The NYT broke the story earlier this evening about President Trump asking Comey to drop the FBI's probe into Michael Flynn.

Here's the buried part of that story that will spawn a slew of investigations:

  • The scene: "Mr. Comey had been in the Oval Office [the day after Flynn was fired] with other senior national security officials for a terrorism threat briefing. When the meeting ended, Mr. Trump told those present — including Mr. Pence and Attorney General Jeff Sessions — to leave the room except for Mr. Comey."
  • The request: "Alone in the Oval Office, Mr. Trump began the discussion by condemning leaks to the news media, saying that Mr. Comey should consider putting reporters in prison for publishing classified information, according to one of Mr. Comey's associates."

Our thought bubble: Now would be a good time to learn if Trump really has tapes of his conversations or not.

On what legal grounds? Some have argued the Espionage Act can be used to punish media for publishing classified information. It has been used to prosecute 11 leakers (the majority of which occurred under Obama), none of whom have been journalists. Some argue the Supreme Court's 1971 decision that the government could not prevent the NYT from publishing classified documents (the Pentagon Papers) would protect journalists if prosecution questions surfaced today.
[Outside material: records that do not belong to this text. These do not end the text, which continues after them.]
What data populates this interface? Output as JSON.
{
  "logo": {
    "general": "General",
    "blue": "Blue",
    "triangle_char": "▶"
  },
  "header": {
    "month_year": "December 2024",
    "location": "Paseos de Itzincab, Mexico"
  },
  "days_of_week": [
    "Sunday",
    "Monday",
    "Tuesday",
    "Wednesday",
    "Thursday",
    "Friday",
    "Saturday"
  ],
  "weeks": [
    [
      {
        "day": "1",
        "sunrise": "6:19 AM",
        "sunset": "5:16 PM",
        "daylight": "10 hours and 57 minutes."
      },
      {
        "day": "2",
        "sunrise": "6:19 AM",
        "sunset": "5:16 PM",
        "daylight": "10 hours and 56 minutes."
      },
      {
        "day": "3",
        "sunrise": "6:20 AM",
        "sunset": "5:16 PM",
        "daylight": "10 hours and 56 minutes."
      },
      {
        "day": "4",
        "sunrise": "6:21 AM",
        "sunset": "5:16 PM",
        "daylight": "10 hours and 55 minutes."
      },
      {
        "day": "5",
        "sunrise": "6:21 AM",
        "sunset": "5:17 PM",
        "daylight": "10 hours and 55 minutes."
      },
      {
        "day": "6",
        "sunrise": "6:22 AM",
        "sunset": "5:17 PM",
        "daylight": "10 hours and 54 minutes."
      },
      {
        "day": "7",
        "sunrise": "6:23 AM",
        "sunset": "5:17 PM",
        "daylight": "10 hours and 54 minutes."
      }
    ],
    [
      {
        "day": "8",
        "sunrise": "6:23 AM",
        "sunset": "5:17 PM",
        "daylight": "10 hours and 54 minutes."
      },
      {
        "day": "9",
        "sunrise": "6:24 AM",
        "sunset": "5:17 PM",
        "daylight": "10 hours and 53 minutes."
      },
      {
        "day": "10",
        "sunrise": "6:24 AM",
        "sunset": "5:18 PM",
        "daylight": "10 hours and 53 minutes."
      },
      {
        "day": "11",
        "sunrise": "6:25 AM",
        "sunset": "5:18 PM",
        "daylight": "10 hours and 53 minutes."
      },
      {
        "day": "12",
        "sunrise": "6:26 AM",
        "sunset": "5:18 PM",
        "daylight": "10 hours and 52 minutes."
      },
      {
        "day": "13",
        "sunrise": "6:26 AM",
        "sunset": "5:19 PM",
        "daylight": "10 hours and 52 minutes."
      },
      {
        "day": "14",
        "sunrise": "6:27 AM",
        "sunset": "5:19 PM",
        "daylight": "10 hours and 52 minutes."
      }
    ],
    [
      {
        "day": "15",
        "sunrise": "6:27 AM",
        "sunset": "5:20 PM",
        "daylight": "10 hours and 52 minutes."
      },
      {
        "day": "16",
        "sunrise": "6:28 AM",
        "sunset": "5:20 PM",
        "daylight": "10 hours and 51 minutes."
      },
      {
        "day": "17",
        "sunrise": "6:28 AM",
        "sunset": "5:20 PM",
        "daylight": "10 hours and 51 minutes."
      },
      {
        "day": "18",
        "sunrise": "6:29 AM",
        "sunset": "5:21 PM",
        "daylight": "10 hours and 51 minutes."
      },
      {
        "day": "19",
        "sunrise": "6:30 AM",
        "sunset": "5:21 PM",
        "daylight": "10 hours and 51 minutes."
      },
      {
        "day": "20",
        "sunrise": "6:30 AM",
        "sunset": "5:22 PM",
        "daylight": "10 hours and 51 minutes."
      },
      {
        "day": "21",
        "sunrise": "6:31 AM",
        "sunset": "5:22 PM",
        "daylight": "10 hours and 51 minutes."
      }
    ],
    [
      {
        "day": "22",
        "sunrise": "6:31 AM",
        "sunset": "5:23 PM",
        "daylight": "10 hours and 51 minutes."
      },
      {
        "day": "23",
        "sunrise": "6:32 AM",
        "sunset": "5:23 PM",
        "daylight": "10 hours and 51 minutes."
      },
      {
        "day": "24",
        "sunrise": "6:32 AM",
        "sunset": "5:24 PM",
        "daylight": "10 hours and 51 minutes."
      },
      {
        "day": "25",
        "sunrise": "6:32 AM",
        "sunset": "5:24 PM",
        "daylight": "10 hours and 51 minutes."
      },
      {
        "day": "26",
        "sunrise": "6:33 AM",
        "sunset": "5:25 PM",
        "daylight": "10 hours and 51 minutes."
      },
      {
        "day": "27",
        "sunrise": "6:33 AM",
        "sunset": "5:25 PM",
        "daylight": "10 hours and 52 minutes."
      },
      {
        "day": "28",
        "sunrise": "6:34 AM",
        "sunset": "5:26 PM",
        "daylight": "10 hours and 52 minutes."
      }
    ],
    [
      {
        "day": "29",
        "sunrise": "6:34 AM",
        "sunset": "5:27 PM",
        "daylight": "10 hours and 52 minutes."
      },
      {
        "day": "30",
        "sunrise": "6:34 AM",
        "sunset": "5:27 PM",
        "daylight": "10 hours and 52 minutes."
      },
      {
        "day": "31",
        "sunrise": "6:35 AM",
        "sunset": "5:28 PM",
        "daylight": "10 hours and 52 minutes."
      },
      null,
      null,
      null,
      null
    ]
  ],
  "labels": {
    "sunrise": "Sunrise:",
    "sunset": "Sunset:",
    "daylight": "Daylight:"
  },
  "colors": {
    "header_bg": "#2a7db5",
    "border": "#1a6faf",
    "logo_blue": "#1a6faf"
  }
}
The Reporters Committee for Freedom of the Press weighed in: "The comments attributed to President Trump cross a dangerous line. But no president gets to jail journalists."

Put that in perspective: The countries that jail the most journalists, per the Committee to Protect Journalists: Turkey (81 imprisoned), China (38), Egypt (25), Eritrea (17), Ethiopia (16), Vietnam (8), Iran (8), Bahrain (7), Syria (7).